Lectura del libro del Deuteronomio 18, 15–20

Moisés habló al pueblo, diciendo:

El Señor, tu Dios, te suscitará de entre los tuyos, de entre tus hermanos, un profeta como yo. A él lo escucharéis. Es lo que pediste al Señor, tu Dios, en el Horeb el día de la asamblea: “No quiero volver a escuchar la voz del Señor mi Dios, ni quiero ver más ese gran fuego, para no morir”.

El Señor me respondió: “Está bien lo que han dicho. Suscitaré un profeta de entre sus hermanos, como tú.
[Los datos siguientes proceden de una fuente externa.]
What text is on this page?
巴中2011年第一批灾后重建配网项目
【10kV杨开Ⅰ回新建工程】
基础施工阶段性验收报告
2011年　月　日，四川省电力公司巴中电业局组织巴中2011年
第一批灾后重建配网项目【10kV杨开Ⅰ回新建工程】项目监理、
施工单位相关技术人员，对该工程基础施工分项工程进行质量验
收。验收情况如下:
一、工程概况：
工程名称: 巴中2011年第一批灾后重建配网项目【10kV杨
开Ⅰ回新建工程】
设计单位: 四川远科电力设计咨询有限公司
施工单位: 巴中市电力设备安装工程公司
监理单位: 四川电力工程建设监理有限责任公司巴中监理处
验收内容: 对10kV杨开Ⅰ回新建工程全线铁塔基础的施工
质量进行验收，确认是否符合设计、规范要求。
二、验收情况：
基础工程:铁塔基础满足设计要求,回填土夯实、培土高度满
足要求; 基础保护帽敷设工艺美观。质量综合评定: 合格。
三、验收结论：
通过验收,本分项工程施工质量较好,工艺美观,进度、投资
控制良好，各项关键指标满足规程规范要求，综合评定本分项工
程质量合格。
Pondré mis palabras en su boca, y les dirá todo lo que yo le mande.  Yo mismo pediré cuentas a quien no escuche las palabras que pronuncie en mi nombre.  Y el profeta que tenga la arrogancia de decir en mi nombre lo que yo no le haya mandado, o hable en nombre de dioses extranjeros, ese profeta morirá”.

Palabra de Dios. 

Salmo responsorial Sal 94, 1–2. 6–7. 8–9 (R/.: 8)

R/.  Ojalá escuchéis hoy la voz del Señor: «No endurezcáis vuestro corazón.»

Venid, aclamemos al Señor, demos vítores a la Roca que nos salva; entremos a su presencia dándole gracias, aclamándolo con cantos. R/.

Entrad, postrémonos por tierra, bendiciendo al Señor, creador nuestro. Porque él es nuestro Dios, y nosotros su pueblo, el rebaño que él guía. R/.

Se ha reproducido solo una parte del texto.